After eating, they pulled me out of my chair and led me to the porch to take a picture. The mother took my arm and wrapped it around her and the daughter squeezed her arms around me as Byron took the picture. We insisted we had to get back on the road and asked how much we owed them for the food. They said a price that was triple what we’ve paid many times for com ga. Not wanting to cause a fuss, we paid it and left, but getting ripped off tainted the experience significantly.
We turned off of the Ho Chi Minh trail and started driving through more sizable towns, sprawling graveyards, and countless ornate temples. The sun was shining at this point and it felt great to finally feel the warmth on my arms and legs as we throttled through to Hue.
At one point, our paint can fell out of the bag and bounced along the side of the road.

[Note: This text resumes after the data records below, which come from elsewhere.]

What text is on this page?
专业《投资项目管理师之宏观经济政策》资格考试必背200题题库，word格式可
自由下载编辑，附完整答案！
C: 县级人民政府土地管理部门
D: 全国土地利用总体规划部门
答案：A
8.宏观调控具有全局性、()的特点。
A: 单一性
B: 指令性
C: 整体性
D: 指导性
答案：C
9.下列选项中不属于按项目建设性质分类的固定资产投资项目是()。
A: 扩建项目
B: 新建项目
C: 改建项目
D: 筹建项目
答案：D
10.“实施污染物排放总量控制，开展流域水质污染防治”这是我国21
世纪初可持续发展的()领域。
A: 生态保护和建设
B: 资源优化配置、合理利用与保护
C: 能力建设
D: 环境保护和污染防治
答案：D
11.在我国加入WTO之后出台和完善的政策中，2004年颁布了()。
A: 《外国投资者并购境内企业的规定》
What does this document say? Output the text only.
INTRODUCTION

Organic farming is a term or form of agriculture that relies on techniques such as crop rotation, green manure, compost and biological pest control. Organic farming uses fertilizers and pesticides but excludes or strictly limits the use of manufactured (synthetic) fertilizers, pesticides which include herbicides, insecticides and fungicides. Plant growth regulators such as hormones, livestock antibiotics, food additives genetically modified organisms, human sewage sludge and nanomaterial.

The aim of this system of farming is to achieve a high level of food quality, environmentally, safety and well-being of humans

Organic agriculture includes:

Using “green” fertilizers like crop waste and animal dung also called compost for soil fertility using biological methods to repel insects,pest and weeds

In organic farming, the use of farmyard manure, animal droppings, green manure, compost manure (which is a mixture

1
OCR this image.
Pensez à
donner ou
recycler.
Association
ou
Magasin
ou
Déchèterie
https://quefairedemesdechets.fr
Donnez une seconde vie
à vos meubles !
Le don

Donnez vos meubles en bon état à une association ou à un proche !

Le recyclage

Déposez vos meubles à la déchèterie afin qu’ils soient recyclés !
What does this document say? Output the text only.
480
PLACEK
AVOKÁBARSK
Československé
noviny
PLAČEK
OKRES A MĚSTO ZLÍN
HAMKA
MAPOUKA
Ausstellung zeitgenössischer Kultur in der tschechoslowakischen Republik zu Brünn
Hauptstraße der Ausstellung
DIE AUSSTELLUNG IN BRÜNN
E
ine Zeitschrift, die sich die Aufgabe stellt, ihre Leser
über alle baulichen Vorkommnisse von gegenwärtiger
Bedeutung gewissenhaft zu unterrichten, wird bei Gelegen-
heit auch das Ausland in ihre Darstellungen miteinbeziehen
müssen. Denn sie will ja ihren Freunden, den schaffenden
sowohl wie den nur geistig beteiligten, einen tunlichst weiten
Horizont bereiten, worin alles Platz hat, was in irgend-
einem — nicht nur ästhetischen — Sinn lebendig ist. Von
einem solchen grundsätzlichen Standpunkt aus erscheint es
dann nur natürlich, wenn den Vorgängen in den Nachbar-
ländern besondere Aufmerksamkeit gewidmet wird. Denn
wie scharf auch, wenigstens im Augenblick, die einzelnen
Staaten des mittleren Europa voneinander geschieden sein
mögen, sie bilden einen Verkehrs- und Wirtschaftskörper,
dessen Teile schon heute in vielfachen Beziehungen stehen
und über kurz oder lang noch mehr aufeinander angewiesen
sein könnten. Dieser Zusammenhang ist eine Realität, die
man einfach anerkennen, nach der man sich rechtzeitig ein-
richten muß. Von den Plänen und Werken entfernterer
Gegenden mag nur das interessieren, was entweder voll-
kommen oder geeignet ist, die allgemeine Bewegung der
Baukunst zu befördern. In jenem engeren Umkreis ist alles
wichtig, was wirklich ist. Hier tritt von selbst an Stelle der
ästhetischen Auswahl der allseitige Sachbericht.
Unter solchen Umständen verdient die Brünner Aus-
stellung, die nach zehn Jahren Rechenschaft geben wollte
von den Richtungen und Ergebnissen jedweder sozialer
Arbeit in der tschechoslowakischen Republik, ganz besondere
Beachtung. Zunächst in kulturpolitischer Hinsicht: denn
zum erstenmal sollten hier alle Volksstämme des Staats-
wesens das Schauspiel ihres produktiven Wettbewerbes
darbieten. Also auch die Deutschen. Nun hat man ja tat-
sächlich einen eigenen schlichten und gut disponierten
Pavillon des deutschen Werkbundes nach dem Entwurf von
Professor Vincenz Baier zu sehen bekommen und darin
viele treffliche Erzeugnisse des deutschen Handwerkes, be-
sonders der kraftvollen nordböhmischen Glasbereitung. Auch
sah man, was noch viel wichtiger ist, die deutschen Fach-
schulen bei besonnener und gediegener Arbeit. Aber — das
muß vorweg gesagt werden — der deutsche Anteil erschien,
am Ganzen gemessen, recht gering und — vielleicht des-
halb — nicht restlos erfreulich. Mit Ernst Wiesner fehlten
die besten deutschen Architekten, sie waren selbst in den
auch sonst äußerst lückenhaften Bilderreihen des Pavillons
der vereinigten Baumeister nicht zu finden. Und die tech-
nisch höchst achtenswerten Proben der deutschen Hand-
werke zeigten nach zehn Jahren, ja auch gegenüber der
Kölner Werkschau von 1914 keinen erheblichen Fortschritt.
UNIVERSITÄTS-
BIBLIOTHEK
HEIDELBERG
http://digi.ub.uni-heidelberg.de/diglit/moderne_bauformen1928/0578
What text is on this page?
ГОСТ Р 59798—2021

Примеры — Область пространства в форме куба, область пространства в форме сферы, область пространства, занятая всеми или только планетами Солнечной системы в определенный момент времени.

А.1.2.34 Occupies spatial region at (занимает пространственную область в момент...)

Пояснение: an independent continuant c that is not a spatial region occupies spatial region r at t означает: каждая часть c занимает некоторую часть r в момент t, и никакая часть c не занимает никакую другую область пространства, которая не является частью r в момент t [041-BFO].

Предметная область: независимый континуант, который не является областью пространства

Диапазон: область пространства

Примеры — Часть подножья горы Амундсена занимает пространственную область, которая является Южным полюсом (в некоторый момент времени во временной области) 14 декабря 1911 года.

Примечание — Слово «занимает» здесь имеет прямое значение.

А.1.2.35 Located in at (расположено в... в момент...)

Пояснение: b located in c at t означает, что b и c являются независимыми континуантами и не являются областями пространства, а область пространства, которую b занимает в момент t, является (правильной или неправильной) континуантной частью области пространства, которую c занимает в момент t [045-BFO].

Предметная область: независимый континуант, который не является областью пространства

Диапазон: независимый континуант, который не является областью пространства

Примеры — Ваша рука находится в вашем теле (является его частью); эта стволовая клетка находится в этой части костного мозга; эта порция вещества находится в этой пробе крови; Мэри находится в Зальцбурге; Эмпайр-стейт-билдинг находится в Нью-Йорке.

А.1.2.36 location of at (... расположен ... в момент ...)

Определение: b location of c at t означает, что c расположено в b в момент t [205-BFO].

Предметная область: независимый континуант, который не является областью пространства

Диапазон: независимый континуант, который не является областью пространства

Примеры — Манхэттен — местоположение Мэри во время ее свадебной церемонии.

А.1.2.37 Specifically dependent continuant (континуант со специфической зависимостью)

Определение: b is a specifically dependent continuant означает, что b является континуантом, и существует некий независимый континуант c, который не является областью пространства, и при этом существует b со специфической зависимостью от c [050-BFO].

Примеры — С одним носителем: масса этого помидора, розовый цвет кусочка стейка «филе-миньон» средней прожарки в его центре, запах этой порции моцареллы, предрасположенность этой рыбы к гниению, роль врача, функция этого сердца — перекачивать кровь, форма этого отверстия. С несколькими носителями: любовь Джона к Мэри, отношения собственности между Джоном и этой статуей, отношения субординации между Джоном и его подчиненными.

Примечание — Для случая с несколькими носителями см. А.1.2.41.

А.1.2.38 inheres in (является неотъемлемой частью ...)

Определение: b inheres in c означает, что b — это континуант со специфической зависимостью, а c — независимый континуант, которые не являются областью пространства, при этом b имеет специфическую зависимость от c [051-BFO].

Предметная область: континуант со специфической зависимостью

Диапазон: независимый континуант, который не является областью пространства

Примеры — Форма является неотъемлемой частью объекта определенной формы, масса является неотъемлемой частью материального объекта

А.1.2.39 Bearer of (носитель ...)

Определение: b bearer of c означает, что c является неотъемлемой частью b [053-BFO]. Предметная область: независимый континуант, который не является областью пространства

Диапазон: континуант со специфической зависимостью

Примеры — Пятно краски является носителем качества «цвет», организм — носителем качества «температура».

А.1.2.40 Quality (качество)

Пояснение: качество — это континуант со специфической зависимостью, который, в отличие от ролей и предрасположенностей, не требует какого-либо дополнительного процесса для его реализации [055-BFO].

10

We stopped to reattach the bags on the side of the road, which was enough of an event to bring a small crowd from the nearby town out to see what the Westerners were up to. They watched in amusement as we strapped the bungee cords to the bike and accelerated away as if it were the most fascinating thing they’d seen all day.
Although the road was filled with beautiful bridges crossing flowing streams with picturesque Vietnamese boats, it was also flanked by deep bits of sand on either side. As a result, when a truck was coming in the other direction, I was forced to ride into the sand on the edge and I could feel Blue Steel did not like this one bit. The next second, we were both down, so I wiggled my foot from underneath the weight of the bike and tried in vain to pick it up and out of the road. I couldn’t budge the bike an inch, but miraculously, a guided group of Westerners on scooters were riding behind me and rushed to help me pick the motorbike off the road and check for damage. I was going so slow that a broken mirror, a bruised foot and some shaken confidence were the only results and I got back on and continued the ride to Hue without any other kerfuffles.
Hue traffic wasn’t as dense as Hanoi, but we still had to be on our guard going over tiny arched bridges with a dozen other motorbikes at a time, or passing through the narrow tunnels of the aged citadel walls. The city had a quaint feel with all the historical buildings and infrastructure, but also a modern mix of western brands and shiny new bridges and buildings. By the time we checked in to our hotel, it was dark and we were hungry, so we decided to save our sightseeing for tomorrow. On our quest for food, I saw many more tourists than I did Vietnamese. The upside was that I got to eat delicious western-prepared food. The downside was that I felt just as touristy as the people walking around in I ❤️ Vietnam shirts and cargo pants.